3. **PVE**: Enabled `--accept-routes`, added LAN routing rule (priority 5200), persistent via cron @reboot
See [LAN Routing Fix](GUAVA_LAN_ROUTING_FIX.md) for full details on the table 52 issue.
### Kuma monitors
- Switched **all 20 Calypso monitors** from Tailscale IP (`100.103.48.78`) to LAN IP (`192.168.0.250`) in the Kuma SQLite DB. Pi-5 (where Kuma runs) is on the same LAN, so using Tailscale IPs added unnecessary fragility.
- Added LAN-based monitors for Rustdesk (ID:124) and Rackula (ID:125).
- Fixed corrupted `accepted_statuscodes_json` field (`[200-299]``["200-299"]`) that prevented the Kuma UI from loading.
- Fixed ntfy notifications by setting `primaryBaseURL` to `https://kuma.vish.gg` — the "view" action button was missing a URL.
### Calypso Tailscale 5-minute disconnect (root cause)
**Symptom**: Calypso's disco key rotated every 5 minutes, dropping all peer WireGuard sessions for ~30 seconds.
**Root cause**: A cron job in `/etc/crontab` ran `/usr/local/bin/tailscale-fix.sh` every 5 minutes (`*/5 * * * *`). The script checked for the `tailscale0` TUN device, but Calypso runs Tailscale in `--tun=userspace-networking` mode (Synology DSM7), which has no TUN device. The script also checked `tailscale status --json` which returned empty state when run as the `tailscale` user.
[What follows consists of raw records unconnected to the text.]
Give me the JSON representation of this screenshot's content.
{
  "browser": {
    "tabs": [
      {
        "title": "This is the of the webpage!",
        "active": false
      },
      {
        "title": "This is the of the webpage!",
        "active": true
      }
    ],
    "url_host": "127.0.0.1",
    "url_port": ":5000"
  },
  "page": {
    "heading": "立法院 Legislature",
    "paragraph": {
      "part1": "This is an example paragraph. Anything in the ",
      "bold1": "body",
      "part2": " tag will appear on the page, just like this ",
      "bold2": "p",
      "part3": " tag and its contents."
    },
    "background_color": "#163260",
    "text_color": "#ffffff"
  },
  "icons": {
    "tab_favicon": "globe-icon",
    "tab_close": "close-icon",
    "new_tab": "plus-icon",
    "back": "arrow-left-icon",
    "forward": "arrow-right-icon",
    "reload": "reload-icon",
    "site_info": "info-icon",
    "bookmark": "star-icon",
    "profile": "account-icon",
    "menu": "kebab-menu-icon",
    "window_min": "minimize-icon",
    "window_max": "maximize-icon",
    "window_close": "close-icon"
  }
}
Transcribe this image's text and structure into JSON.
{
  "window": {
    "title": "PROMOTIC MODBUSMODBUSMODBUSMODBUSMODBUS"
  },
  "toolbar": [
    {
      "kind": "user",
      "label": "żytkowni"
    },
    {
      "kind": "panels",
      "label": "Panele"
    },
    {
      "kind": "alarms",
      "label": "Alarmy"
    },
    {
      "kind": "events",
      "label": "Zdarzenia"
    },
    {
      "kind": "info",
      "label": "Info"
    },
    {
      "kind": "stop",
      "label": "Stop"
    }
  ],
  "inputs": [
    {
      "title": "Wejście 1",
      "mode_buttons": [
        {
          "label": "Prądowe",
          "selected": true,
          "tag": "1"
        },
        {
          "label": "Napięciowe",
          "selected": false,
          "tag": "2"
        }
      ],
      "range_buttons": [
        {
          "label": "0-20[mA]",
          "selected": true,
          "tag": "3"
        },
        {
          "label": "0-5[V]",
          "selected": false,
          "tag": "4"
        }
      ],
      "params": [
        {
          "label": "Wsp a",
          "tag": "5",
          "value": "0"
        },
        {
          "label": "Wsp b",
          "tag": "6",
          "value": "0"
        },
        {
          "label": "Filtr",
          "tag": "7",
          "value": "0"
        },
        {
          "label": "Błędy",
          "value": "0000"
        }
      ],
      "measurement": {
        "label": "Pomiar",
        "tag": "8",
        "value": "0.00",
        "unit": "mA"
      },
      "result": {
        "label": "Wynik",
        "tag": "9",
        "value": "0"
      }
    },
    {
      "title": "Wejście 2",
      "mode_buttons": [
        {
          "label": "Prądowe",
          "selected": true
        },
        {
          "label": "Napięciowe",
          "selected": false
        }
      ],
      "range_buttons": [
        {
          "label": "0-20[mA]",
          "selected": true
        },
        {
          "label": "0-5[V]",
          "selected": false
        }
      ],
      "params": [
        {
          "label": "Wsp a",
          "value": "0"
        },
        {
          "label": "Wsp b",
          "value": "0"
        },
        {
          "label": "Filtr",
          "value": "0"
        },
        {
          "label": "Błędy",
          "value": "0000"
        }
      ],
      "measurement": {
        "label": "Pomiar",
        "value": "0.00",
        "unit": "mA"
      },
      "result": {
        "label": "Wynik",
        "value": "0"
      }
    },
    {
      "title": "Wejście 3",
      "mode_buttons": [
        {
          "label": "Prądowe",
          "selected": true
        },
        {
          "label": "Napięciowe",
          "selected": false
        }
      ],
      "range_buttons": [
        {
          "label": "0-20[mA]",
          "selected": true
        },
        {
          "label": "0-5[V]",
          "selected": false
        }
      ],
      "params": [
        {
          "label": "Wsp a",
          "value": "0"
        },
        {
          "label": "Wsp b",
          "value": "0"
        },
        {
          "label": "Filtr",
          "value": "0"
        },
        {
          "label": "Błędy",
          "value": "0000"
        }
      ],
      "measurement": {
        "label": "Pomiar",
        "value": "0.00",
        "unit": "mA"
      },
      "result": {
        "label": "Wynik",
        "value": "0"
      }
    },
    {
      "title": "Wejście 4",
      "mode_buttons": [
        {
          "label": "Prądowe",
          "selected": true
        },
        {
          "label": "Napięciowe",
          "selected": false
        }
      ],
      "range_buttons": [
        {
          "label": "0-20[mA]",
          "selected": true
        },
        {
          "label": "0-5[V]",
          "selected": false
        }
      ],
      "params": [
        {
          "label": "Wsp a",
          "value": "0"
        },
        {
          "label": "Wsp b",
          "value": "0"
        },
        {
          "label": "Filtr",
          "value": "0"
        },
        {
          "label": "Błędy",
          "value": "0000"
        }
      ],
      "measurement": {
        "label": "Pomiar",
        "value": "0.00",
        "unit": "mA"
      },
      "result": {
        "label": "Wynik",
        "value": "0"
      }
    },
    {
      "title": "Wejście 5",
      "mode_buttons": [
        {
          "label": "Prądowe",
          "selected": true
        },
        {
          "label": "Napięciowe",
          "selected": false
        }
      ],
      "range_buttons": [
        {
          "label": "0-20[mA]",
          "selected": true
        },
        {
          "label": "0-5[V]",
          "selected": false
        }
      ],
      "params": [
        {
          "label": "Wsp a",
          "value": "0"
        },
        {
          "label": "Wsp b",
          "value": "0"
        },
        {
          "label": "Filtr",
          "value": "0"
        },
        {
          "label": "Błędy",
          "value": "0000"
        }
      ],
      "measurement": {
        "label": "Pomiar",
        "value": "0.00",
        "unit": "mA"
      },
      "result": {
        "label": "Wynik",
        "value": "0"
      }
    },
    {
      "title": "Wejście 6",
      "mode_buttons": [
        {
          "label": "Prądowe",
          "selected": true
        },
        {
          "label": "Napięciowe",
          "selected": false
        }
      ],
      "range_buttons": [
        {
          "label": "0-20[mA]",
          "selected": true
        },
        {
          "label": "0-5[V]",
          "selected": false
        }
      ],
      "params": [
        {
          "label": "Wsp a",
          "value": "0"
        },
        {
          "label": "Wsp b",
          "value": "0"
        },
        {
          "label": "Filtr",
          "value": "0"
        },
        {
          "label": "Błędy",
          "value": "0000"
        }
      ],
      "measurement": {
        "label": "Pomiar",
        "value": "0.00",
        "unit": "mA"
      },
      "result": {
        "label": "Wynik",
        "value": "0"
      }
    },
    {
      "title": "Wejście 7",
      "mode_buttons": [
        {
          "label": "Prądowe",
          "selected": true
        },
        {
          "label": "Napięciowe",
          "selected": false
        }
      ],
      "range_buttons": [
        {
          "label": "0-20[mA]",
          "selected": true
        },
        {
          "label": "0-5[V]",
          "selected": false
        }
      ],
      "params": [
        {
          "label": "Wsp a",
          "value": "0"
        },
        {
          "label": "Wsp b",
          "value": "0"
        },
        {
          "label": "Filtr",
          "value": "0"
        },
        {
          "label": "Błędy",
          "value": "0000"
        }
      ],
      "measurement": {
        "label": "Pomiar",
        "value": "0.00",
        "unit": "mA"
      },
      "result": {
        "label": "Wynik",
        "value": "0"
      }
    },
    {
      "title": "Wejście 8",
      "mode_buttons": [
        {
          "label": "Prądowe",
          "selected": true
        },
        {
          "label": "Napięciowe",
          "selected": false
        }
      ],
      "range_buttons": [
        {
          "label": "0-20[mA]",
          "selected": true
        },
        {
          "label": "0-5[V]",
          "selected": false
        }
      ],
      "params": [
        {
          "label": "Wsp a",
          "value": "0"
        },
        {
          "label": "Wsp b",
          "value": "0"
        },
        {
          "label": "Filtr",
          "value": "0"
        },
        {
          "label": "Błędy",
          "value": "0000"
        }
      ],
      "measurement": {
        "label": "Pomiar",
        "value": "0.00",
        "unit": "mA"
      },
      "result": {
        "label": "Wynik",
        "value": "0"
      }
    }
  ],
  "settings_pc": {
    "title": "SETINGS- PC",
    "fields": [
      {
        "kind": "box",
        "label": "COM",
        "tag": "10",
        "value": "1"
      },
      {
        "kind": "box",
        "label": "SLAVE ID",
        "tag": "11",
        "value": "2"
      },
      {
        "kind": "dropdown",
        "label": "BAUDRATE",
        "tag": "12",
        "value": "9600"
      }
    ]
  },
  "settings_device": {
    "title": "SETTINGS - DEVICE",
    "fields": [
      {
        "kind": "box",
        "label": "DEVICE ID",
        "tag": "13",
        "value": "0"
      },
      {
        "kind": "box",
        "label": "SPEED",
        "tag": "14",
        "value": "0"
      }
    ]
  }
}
So every 5 minutes:
1. Script detects "tailscale0 missing" or "state empty"
2. Runs `configure-host` + full service restart via `synosystemctl`
3. Re-authenticates with `tailscale up --reset`
4. New disco key generated → all peers tear down and re-establish connections
**Fix**: Rewrote `/usr/local/bin/tailscale-fix.sh` to check if `tailscaled` process is running and can `tailscale ping` a known peer (Atlantis), which works in both TUN and userspace-networking modes.
**Additional changes on Calypso** (not the root cause but good hygiene):
- Disabled Docker IPv6 on all bridge interfaces via `sysctl` (77 routes removed)
- Updated `dockerd.json` with `"ipv6": false, "ip6tables": false` (persistent after Docker restart)
- Added `TS_DEBUG_NETMON_SKIP_INTERFACE_REGEXPS` and `TS_DEBUG_NETMON_NO_ROUTE_MONITORING` env vars to Tailscale startup script
- Added `/etc/hosts` entry: `192.168.0.250 headscale.vish.gg` to avoid hairpin NAT for control plane
### GL.iNet router Tailscale fixes
**GL-MT3000** (Hawaii, via Jellyfish at `192.168.12.1`):
- Tailscale was pointed at `https://controlplane.tailscale.com` (official) instead of Headscale
- Re-registered with preauth key: `tailscale up --login-server=https://headscale.vish.gg:8443 --authkey=<key> --hostname=gl-mt3000 --accept-routes --accept-dns=false --advertise-routes=192.168.12.0/24 --reset`
- Auto-start verified: `/etc/init.d/tailscale-up` (S81) runs `tailscale up` with correct flags after 10s delay
- State file at `/etc/tailscale/tailscaled.state` has `WantRunning: true`, `ControlURL: headscale.vish.gg:8443`
**GL-BE3600** (Home gateway at `192.168.0.1`):
- Was already connected to Headscale correctly, no fix needed
- SSH not available on LAN port 22 — accessible via Tailscale IP (`100.105.59.123`)
- Auto-start verified: `/etc/init.d/tailscale-up` (S99) waits up to 120s for network, then connects with `--advertise-routes=192.168.68.0/22,192.168.8.0/24`
### Speedtest results (Ookla official CLI)
| Host | Location | NIC | ISP | Download | Upload | Latency |
|------|----------|-----|-----|----------|--------|---------|
| Calypso | Home | 10GbE | Sonic | 6,255 Mbps | 7,039 Mbps | 2 ms |
| Atlantis | Home | 10GbE | Sonic | 4,623 Mbps | 6,988 Mbps | 3 ms |
| Matrix-Ubuntu | Home | virtio | Sonic | 1,907 Mbps | 6,330 Mbps | 3 ms |
| GL-MT3000 | Hawaii | 1GbE | Spectrum | 1,127 Mbps | 35 Mbps | 10 ms |
| NUC | Concord | 1GbE | Comcast | 882 Mbps | 361 Mbps | 13 ms |
| Pi-5 | Home | 1GbE | Sonic | 710 Mbps | 936 Mbps | 2 ms |
| Homelab-VM | Home | 1GbE virtio | Sonic | 448 Mbps | 931 Mbps | 3 ms |
Internal 10GbE link (Atlantis ↔ Calypso via iperf3): **8.61 Gbps** with 4 parallel streams, 0 retransmits.